We evaluate whether the outcomes are consistent with our intuition and whether they remain plausible given existing knowledge. To this end, we first evaluate the dataset itself using extensive training strategies for diverse pre-trained models compared with the cue-conflict benchmark. We then focus more on assessing the correctness of the revised metric.

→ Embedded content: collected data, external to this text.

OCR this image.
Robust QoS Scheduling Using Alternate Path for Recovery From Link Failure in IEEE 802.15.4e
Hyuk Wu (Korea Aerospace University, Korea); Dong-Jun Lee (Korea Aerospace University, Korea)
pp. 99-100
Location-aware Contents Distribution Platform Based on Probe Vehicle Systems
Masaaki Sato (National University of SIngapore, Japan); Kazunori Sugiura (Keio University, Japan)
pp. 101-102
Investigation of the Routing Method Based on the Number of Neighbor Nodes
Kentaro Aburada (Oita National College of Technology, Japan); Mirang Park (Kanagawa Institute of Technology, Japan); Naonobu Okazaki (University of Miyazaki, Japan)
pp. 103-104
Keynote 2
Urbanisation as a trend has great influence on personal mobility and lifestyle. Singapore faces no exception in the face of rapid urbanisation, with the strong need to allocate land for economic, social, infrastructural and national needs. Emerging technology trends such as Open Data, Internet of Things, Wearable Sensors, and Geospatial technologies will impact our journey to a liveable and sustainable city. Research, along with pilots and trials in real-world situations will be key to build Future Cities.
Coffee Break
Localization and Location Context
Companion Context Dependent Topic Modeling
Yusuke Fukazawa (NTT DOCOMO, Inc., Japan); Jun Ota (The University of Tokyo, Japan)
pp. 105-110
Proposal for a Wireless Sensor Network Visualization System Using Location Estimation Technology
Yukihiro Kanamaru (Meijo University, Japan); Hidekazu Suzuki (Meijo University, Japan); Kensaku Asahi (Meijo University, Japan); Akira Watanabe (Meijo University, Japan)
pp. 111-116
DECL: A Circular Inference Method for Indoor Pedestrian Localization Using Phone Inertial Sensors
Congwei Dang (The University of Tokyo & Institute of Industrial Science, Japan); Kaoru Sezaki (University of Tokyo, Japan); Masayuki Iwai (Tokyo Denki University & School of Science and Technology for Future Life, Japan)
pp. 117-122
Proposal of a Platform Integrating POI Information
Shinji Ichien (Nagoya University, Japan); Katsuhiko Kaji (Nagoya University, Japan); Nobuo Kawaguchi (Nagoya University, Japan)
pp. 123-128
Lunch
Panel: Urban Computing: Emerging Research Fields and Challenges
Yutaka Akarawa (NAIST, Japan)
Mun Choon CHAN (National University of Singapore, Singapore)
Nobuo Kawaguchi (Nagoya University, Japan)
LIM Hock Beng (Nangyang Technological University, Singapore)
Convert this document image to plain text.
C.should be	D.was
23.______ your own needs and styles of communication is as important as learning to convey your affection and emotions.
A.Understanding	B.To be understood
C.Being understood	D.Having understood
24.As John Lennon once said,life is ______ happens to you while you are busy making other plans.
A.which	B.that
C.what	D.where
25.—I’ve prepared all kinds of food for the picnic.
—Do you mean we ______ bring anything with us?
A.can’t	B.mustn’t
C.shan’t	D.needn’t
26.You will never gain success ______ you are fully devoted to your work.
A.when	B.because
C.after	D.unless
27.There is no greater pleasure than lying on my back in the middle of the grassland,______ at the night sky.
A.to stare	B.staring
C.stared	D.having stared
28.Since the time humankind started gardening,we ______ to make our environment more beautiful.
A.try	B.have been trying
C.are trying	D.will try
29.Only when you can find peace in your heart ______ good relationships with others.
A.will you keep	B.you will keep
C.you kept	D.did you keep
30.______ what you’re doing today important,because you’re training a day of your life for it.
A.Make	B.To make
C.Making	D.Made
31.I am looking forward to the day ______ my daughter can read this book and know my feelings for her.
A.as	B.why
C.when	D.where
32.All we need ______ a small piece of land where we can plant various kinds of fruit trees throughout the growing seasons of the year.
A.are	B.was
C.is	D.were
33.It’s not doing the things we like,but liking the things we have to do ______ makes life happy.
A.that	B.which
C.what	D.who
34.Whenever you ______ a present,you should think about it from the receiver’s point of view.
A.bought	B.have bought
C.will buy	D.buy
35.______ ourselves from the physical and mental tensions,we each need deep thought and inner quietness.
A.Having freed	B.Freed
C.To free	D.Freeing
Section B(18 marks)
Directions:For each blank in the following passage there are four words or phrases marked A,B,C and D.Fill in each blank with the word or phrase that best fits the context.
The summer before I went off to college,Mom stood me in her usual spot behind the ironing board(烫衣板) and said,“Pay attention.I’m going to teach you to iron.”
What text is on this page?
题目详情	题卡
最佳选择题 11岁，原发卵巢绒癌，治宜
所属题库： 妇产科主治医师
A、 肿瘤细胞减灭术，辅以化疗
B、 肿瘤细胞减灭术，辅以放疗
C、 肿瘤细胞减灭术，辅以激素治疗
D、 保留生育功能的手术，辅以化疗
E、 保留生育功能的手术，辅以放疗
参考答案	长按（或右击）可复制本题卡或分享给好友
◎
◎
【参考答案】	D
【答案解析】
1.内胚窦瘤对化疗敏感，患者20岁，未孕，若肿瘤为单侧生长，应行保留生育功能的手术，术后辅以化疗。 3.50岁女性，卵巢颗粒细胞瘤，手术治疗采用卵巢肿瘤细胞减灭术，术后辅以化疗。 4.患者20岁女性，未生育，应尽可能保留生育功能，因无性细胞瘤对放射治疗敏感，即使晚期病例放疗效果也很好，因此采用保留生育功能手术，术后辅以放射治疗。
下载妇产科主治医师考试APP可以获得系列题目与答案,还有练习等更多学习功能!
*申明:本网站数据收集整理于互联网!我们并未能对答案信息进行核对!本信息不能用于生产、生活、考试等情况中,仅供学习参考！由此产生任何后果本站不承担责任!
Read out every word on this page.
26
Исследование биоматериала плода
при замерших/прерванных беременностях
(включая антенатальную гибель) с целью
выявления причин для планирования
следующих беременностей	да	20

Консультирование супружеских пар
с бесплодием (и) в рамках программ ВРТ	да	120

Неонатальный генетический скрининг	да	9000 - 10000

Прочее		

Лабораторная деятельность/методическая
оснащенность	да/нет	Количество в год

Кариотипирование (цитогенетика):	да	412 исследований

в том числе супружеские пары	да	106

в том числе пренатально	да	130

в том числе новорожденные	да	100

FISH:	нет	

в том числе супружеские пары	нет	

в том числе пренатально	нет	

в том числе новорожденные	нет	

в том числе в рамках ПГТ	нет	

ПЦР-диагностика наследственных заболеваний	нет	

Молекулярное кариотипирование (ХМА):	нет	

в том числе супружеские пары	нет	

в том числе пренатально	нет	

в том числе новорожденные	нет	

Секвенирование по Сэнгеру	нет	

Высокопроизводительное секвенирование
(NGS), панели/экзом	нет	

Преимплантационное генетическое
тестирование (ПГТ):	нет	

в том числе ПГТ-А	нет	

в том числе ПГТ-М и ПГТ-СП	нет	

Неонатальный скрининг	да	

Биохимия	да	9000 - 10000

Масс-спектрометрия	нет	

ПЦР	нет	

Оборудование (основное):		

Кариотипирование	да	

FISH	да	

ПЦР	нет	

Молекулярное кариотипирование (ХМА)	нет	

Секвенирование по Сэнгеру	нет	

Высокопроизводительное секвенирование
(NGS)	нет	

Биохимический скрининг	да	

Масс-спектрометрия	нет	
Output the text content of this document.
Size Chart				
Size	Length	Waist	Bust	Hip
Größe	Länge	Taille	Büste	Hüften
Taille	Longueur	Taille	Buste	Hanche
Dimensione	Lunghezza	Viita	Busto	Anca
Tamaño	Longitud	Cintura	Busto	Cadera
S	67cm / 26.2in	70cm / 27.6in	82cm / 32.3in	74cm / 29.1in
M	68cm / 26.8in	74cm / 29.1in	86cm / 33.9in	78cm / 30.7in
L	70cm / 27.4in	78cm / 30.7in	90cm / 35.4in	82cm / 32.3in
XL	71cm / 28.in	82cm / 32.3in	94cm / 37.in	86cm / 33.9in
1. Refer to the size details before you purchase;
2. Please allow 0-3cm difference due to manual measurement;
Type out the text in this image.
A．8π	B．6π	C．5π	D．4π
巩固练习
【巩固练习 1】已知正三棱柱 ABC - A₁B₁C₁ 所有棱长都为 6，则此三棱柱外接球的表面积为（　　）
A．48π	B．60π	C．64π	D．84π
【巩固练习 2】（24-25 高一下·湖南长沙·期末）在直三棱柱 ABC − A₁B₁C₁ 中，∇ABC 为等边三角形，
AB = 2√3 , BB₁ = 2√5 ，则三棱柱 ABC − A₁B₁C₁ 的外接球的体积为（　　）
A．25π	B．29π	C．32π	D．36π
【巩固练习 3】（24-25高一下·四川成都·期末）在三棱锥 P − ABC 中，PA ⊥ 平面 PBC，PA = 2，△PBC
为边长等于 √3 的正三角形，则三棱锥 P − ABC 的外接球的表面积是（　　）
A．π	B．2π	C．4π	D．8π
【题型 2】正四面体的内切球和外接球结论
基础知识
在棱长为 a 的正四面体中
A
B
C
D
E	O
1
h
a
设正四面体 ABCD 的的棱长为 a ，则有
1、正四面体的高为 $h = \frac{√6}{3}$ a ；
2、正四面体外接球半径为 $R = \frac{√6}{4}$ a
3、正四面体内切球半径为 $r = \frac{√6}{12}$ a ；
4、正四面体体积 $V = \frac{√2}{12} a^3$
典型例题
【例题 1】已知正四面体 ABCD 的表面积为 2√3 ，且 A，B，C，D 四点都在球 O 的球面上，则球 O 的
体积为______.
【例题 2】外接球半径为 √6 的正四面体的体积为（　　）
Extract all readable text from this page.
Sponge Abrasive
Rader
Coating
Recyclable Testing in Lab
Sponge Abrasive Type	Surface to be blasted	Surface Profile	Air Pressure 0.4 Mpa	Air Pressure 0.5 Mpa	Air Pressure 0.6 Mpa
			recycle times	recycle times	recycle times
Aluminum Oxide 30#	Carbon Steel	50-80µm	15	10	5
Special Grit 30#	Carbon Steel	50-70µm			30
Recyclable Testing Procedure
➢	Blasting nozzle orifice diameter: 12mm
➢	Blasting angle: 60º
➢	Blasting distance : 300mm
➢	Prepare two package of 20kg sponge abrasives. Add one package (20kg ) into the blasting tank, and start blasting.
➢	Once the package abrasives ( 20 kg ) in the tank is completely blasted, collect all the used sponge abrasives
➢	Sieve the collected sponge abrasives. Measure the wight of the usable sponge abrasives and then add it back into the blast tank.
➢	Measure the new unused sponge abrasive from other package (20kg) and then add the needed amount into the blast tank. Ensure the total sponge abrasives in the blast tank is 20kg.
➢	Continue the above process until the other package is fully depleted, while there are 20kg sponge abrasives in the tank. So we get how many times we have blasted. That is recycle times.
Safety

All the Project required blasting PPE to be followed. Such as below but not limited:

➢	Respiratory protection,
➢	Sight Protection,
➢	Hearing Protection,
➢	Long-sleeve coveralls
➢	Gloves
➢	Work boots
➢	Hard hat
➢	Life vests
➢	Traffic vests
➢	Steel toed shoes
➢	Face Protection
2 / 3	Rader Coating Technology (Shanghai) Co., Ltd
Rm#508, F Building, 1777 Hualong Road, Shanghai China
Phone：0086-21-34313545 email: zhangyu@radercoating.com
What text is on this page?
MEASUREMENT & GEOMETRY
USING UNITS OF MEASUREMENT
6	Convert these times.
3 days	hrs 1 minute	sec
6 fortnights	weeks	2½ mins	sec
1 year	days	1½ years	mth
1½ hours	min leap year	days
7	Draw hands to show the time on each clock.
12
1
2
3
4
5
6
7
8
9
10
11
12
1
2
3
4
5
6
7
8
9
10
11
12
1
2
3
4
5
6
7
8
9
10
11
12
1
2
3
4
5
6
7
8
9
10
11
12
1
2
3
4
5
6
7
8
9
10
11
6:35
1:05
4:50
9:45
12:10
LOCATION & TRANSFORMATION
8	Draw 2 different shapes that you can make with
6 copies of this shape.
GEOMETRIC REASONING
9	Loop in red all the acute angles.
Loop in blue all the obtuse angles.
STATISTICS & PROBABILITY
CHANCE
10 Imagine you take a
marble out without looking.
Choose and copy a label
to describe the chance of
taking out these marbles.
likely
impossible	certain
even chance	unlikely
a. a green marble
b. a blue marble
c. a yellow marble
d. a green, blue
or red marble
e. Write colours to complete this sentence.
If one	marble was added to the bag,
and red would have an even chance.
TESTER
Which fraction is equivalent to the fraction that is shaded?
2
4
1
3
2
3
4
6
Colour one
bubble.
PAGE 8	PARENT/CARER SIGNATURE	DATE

🔍 Learning Strategies and Hypothesis

To ensure that shape–texture bias can be reliably assessed, we evaluate both our dataset and metric using models with a fixed ResNet-50 architecture trained under diverse strategies. These strategies naturally encourage different levels of shape or texture reliance, allowing us to test whether our benchmark can consistently detect such variations.

Shape Augmentation: Models are trained on conflicting-cue images in which texture labels are incorrect but shape labels remain correct.
Contrastive Learning: Models align representations across texture variations, promoting reliance on shape cues.
Texture Distortion: Introduced noise disrupts texture information while preserving semantic structure.
Mixed Augmentation: Mixing or masking encourages models to use both shape and texture cues, with a slight bias toward shape.
Adversarial Training: Models are optimized to resist imperceptible noise without explicitly modifying shape or texture cues.